The central blindingly bright disk fringed with red is the aureole. Two rings surround it. The rings in this corona are slightly off centre because of a gradation in droplets sizes in the cloud.

Imaged by Richard Fleet (Glows, Bows & Haloes) in Wiltshire, England during the summer of 2003.

Image © Richard Fleet, shown with permission.
   




 

A corona may be seen when thin clouds partially veil the sun or moon. Look for one around the moon when it is near to full and the sky is dark. When searching for a solar corona, shield the sun and reduce the light intensity to safer levels by looking at the sky reflected in a pool of water or a mirror of plain glass. Staring directly at or near to the sun can permanently damage eyesight.

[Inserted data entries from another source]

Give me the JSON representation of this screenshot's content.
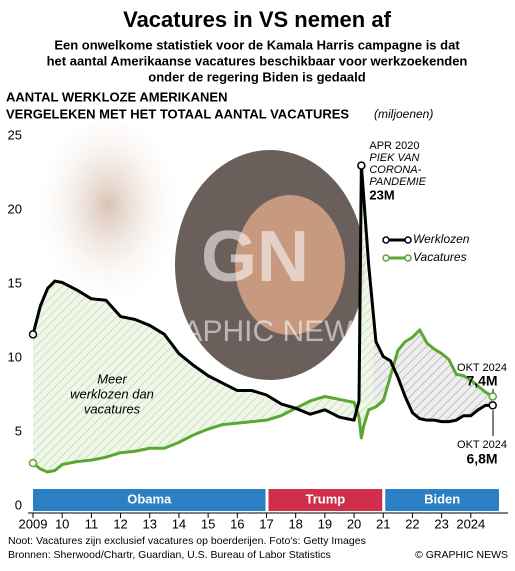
{
  "chart_data": {
    "type": "line",
    "title": "Vacatures in VS nemen af",
    "subtitle": [
      "Een onwelkome statistiek voor de Kamala Harris campagne is dat",
      "het aantal Amerikaanse vacatures beschikbaar voor werkzoekenden",
      "onder de regering Biden is gedaald"
    ],
    "axis_title": [
      "AANTAL WERKLOZE AMERIKANEN",
      "VERGELEKEN MET HET TOTAAL AANTAL VACATURES"
    ],
    "unit": "(miljoenen)",
    "x": [
      2009.0,
      2009.25,
      2009.5,
      2009.75,
      2010.0,
      2010.5,
      2011.0,
      2011.5,
      2012.0,
      2012.5,
      2013.0,
      2013.5,
      2014.0,
      2014.5,
      2015.0,
      2015.5,
      2016.0,
      2016.5,
      2017.0,
      2017.5,
      2018.0,
      2018.5,
      2019.0,
      2019.5,
      2020.0,
      2020.17,
      2020.25,
      2020.33,
      2020.5,
      2020.75,
      2021.0,
      2021.25,
      2021.5,
      2021.75,
      2022.0,
      2022.25,
      2022.5,
      2022.75,
      2023.0,
      2023.25,
      2023.5,
      2023.75,
      2024.0,
      2024.25,
      2024.5,
      2024.75
    ],
    "series": [
      {
        "name": "Werklozen",
        "color": "#000000",
        "values": [
          11.6,
          13.5,
          14.7,
          15.2,
          15.1,
          14.6,
          14.0,
          13.9,
          12.8,
          12.6,
          12.2,
          11.6,
          10.3,
          9.5,
          8.8,
          8.3,
          7.8,
          7.8,
          7.5,
          6.9,
          6.6,
          6.2,
          6.5,
          6.0,
          5.8,
          7.1,
          23.0,
          20.9,
          16.3,
          11.1,
          10.1,
          9.8,
          8.7,
          7.4,
          6.3,
          5.9,
          5.8,
          5.8,
          5.7,
          5.7,
          5.8,
          6.1,
          6.1,
          6.5,
          6.8,
          6.8
        ],
        "value_labels": [
          null,
          null,
          null,
          null,
          null,
          null,
          null,
          null,
          null,
          null,
          null,
          null,
          null,
          null,
          null,
          null,
          null,
          null,
          null,
          null,
          null,
          null,
          null,
          null,
          null,
          null,
          "23M",
          null,
          null,
          null,
          null,
          null,
          null,
          null,
          null,
          null,
          null,
          null,
          null,
          null,
          null,
          null,
          null,
          null,
          null,
          "6,8M"
        ]
      },
      {
        "name": "Vacatures",
        "color": "#5aa832",
        "values": [
          2.9,
          2.5,
          2.3,
          2.4,
          2.8,
          3.0,
          3.1,
          3.3,
          3.6,
          3.7,
          3.9,
          3.9,
          4.3,
          4.8,
          5.2,
          5.5,
          5.6,
          5.7,
          5.8,
          6.1,
          6.6,
          7.1,
          7.4,
          7.2,
          7.0,
          6.0,
          4.6,
          5.4,
          6.5,
          6.7,
          7.1,
          8.8,
          10.5,
          11.1,
          11.4,
          11.9,
          11.0,
          10.6,
          10.3,
          9.9,
          8.9,
          8.8,
          8.5,
          8.1,
          7.7,
          7.4
        ],
        "value_labels": [
          null,
          null,
          null,
          null,
          null,
          null,
          null,
          null,
          null,
          null,
          null,
          null,
          null,
          null,
          null,
          null,
          null,
          null,
          null,
          null,
          null,
          null,
          null,
          null,
          null,
          null,
          null,
          null,
          null,
          null,
          null,
          null,
          null,
          null,
          null,
          null,
          null,
          null,
          null,
          null,
          null,
          null,
          null,
          null,
          null,
          "7,4M"
        ]
      }
    ],
    "xlim": [
      2009,
      2025
    ],
    "xticks": [
      2009,
      {
        "value": 2010,
        "label": "10"
      },
      {
        "value": 2011,
        "label": "11"
      },
      {
        "value": 2012,
        "label": "12"
      },
      {
        "value": 2013,
        "label": "13"
      },
      {
        "value": 2014,
        "label": "14"
      },
      {
        "value": 2015,
        "label": "15"
      },
      {
        "value": 2016,
        "label": "16"
      },
      {
        "value": 2017,
        "label": "17"
      },
      {
        "value": 2018,
        "label": "18"
      },
      {
        "value": 2019,
        "label": "19"
      },
      {
        "value": 2020,
        "label": "20"
      },
      {
        "value": 2021,
        "label": "21"
      },
      {
        "value": 2022,
        "label": "22"
      },
      {
        "value": 2023,
        "label": "23"
      },
      2024
    ],
    "ylim": [
      0,
      25
    ],
    "yticks": [
      0,
      5,
      10,
      15,
      20,
      25
    ],
    "grid": false,
    "eras": [
      {
        "name": "Obama",
        "start": 2009,
        "end": 2017,
        "color": "#2b7fc4"
      },
      {
        "name": "Trump",
        "start": 2017,
        "end": 2021,
        "color": "#cf2f4b"
      },
      {
        "name": "Biden",
        "start": 2021,
        "end": 2025,
        "color": "#2b7fc4"
      }
    ],
    "peak_note": [
      "APR 2020",
      "PIEK VAN",
      "CORONA-",
      "PANDEMIE"
    ],
    "end_notes": [
      "OKT 2024",
      "OKT 2024"
    ],
    "gap_note": [
      "Meer",
      "werklozen dan",
      "vacatures"
    ],
    "watermark": [
      "GN",
      "GRAPHIC NEWS"
    ],
    "footnotes": [
      "Noot: Vacatures zijn exclusief vacatures op boerderijen. Foto's: Getty Images",
      "Bronnen: Sherwood/Chartr, Guardian, U.S. Bureau of Labor Statistics"
    ],
    "credit": "© GRAPHIC NEWS"
  }
}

Coronae have an intensely bright central aureole which is almost white and fringed with yellows and reds. Sometimes that is all to be seen but the better coronas have one or more successively fainter and gently coloured soft rings surrounding the aureole. The first ring is bluish on the inside grading through greens and yellows to red outermost. The colours are subtle mixtures rather than the more direct hues of the rainbow. The corona can be 15º or so in diameter and often it shrinks and swells as different clouds scud across the moon.

  The coronae is much smaller than the 22° halo which can also ring the sun and moon. The corona also has nothing to do with the Sun's outer atmosphere visible during a total eclipse and confusingly given the same name.

Coronae are produced by the diffraction of light by tiny cloud droplets or sometimes small ice crystals.